Dalam rangka meningkatkan perlindungan terhadap hak-hak perempuan dan anak melalui putusan hakim, pemateri Yang Mulia Dr. H. Bahruddin Muhammad, S.H., M.H. memaparkan setidaknya terdapat dua hal yang harus diperhatikan. Pertama pelaksanaan putusan berbasis perlindungan hokum terhadap perempuan dan anak. Kedua, membangun sinergitas antar lembaga dalam memaksimalkan upaya perlindungan perempuan dan anak.
Pelaksanaan putusan harus menjadi perhatian penting karena realisasi pelaksanaan putusan masih terbilang kecil. Beberapa faktor antara lain di luar jangkauan dan kewenangan Pengadilan Agama untuk memaksa seseorang melaksanakan putusan, serta adanya itikad yang tidak baik dari pihak suami. Suami setelah bercerai tidak mau membayar hak-hak istri maupun anak. Untuk pelaksanaan putusan, Mahkamah Agung telah mengeluarkan panduan melalui Perma Nomor 3 Tahun 2017 dan pendukungnya berupa SEMA Nomor 3/2018, Nomor 2/2019, dan Nomor 5/2021.
Dalam membangun sinergitas antar lembaga dalam memaksimalkan upaya perlindungan perempuan dan anak, diharapkan adanya kerjasama baik tingkat daerah maupun pusat dengan istansi lain seperti kepolisian, kemendagri, kemenkumham, dan bendahara kantor. Kerjasama ini penting agar putusan dapat dilaksanakan secara sukarela tanpa melalui eksekusi oleh pengadilan.
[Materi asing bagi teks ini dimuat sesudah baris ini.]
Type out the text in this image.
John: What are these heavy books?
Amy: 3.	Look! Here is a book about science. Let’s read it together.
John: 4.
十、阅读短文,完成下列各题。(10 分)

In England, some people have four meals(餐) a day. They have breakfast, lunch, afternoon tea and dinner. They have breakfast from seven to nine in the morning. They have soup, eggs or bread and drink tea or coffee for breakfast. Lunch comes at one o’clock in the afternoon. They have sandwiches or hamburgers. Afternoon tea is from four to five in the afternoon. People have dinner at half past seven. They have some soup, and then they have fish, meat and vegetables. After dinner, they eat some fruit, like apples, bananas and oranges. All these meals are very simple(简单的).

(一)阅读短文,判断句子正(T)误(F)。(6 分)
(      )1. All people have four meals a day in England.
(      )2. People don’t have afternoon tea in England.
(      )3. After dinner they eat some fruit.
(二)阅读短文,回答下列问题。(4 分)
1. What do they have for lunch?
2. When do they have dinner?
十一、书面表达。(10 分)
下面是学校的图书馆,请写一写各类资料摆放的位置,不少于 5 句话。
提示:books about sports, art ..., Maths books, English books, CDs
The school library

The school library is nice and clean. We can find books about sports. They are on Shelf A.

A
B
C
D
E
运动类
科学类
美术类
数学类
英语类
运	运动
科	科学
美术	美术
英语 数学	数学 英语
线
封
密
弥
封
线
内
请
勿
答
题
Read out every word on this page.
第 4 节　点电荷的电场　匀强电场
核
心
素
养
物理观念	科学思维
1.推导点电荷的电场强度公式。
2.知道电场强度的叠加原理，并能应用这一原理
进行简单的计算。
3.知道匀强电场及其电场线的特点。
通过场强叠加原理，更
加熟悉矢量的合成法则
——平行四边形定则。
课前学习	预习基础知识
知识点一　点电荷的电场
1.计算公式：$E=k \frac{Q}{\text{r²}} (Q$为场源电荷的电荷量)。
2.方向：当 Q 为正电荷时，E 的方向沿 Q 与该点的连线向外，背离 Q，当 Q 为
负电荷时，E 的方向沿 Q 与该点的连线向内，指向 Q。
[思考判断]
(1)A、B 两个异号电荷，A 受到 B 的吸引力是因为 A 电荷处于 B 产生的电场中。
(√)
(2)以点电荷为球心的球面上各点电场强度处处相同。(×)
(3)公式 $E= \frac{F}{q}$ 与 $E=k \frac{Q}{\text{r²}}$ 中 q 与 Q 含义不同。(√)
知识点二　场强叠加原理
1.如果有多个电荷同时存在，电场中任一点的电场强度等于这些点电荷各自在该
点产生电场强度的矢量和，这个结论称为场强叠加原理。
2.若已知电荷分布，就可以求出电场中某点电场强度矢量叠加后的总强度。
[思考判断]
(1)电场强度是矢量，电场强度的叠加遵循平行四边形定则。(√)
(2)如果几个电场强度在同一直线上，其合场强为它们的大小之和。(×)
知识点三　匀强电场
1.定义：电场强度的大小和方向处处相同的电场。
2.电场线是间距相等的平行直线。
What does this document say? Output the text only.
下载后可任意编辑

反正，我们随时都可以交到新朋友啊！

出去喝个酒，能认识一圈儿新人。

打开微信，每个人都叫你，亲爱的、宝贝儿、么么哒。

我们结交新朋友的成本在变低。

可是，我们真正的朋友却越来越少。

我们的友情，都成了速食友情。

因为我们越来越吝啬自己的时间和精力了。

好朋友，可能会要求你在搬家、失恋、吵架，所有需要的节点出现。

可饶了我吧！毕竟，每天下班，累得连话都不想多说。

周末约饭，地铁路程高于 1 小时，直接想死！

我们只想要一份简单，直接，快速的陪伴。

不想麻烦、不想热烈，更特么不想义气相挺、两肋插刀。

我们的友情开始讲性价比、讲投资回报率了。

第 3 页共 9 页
Dengan pelaksanaan putusan yang mudah berbasis perlindungan hokum terhadap perempuan dan anak yang dilakukan dengan penuh kesadaran juga sinergitas antar lembaga dalam memaksimalkan upaya perlindungan perempuan dan anak, Pengadilan Agama dapat mencerminkan kehendak luhur dalam melindungi hak-hak perempuan dan anak.